Perhaps because these effects are undeniable and substantial, defendants in securities fraud actions increasingly argue that stock declines caused by revelations of integrity issues are not recoverable. The case for denying such recovery was made forcefully in a law review article by Cornell and Rutten in 2009, entitled Collateral Damage and Securities Litigation (“Cornell/Rutten”). The authors defined collateral damage as “the valuation impact of a corrective disclosure that does not correspond to the original inflation.” They explained that, if the original misconduct did not materially affect the company’s bottom line, it could not have inflated the company’s market price at the time of purchase; therefore, “because the original misstatement could not have inflated the stock price in an efficient market, the decline following the corrective disclosure must be due to collateral damage.” They concluded that “while collateral damage can have a material impact on securities prices, declines associated with collateral damage are not, and should not be, recoverable under section 10(b) of the Securities Exchange Act of 1934.”

Presumably this analysis could apply even when the underlying misconduct did have a material effect on the company’s bottom line, but the post-disclosure price drop is viewed as “disproportionate” to the specific financial impact of the fraud. Experts would then be called upon to parse out how much of the post-disclosure price drop was “proportional” and how much represents “collateral damage” caused by the realization that management was incompetent or corrupt.

It is true that, in assessing “loss causation,” a fundamental element of any securities fraud claim, courts have started with the precept that the underlying fraud must have inflated the purchase price of the stock, and that revelation of the fraud removed that inflation, injuring investors. Cornell/ Rutten’s fundamental assumption is that stock price inflation can be caused only by misstatements of financial information, such as revenue or cash flows. They fail to attribute any possible inflation to investors’ mistaken assumption of management integrity, and thus the reliability of statements regarding performance and outlook. But perceptions of competence and integrity are as critical as profits and losses in determining and maintaining the market price of a company’s stock. That is why, when such perceptions are shaken, the market price drops dramatically.

Public policy objectives also support recovery of such reputational losses. As noted by the Second Circuit in Gould v. Winstar Communs, Inc.:

 The argument is one of culpability and foreseeability.

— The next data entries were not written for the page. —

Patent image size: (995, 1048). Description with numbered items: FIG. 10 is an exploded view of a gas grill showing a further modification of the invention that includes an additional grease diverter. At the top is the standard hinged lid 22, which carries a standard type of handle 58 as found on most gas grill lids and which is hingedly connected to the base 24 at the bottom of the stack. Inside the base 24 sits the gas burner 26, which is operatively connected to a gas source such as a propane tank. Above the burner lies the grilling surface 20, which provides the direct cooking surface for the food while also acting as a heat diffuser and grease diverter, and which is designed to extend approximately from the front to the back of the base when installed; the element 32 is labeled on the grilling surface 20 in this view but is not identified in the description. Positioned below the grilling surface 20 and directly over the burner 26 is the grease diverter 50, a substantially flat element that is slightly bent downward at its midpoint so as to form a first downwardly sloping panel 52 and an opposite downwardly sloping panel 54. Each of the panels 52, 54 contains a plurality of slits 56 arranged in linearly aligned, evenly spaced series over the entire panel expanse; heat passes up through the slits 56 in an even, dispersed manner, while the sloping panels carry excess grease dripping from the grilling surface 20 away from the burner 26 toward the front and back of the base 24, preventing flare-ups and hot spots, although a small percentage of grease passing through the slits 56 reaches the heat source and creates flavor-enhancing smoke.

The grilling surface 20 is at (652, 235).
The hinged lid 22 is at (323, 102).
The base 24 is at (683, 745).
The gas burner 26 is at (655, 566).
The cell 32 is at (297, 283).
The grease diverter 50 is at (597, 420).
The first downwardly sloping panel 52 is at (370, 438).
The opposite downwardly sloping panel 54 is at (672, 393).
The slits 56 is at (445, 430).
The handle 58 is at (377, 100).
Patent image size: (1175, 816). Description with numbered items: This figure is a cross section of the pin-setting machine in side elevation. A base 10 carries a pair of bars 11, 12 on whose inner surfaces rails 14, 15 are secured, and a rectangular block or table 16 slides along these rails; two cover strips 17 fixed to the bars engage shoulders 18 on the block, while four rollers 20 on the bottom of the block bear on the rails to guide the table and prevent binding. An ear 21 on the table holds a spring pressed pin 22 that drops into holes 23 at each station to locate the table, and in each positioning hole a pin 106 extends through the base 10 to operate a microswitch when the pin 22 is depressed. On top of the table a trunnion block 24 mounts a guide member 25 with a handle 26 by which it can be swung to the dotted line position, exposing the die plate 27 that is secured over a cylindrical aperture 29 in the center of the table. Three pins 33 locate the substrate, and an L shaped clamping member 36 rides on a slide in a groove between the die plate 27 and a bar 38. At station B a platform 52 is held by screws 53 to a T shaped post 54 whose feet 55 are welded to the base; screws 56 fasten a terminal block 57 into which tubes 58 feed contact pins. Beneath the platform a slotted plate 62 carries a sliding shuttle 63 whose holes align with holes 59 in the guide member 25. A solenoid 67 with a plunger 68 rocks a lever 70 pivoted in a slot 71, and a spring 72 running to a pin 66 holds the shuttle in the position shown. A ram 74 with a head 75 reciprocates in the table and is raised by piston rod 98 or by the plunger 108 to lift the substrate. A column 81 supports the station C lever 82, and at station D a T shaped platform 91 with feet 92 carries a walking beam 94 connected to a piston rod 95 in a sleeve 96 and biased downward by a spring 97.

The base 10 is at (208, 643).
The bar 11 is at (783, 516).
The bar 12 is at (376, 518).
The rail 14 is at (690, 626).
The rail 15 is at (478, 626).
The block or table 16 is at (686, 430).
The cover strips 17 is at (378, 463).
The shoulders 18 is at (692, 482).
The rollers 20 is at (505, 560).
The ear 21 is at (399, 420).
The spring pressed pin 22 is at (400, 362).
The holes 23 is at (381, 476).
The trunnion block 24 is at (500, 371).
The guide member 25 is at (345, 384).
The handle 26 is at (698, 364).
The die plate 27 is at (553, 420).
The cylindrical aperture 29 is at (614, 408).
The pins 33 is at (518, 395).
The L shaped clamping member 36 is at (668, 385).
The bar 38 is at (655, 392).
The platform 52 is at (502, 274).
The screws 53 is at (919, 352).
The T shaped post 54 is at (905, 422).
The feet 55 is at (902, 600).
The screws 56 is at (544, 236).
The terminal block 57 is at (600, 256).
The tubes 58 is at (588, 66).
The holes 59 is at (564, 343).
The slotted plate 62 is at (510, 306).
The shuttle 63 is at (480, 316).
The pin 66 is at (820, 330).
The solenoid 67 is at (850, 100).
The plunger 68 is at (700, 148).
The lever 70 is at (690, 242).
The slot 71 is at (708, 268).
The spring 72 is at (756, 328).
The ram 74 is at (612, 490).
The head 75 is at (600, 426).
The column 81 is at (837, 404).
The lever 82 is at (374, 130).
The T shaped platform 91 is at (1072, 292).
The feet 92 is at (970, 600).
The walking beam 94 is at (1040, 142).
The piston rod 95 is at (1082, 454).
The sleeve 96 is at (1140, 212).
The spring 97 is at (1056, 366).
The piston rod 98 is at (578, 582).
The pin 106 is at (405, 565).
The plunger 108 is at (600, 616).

When a defendant violates section 10(b) by making a false statement to investors with scienter, the defendant in many cases should be able to foresee that when the falsity is revealed, collateral damage may result. As between the culpable defendant—who could foresee that investors would suffer the collateral damage—and the innocent investors, it would seem entirely appropriate to require the defendant to be the one to bear that loss.

 Thus, when a company makes affirmative misrepresentations concerning its managerial competence and integrity, there can be no doubt that those statements help inflate the market price of its stock. But it is just as true that, in the absence of any representations on this subject, investors should be entitled to assume that management has the basic integrity necessary to guiding a modern public corporation. Just as it is reasonable to recognize that investors are entitled to presume the “integrity of the market” (untainted by fraud), so too should investors be entitled to presume the “integrity of management” (untainted by a propensity to commit fraud). Recovery of such additional “reputational” damages is consistent with policies intended to curb securities fraud.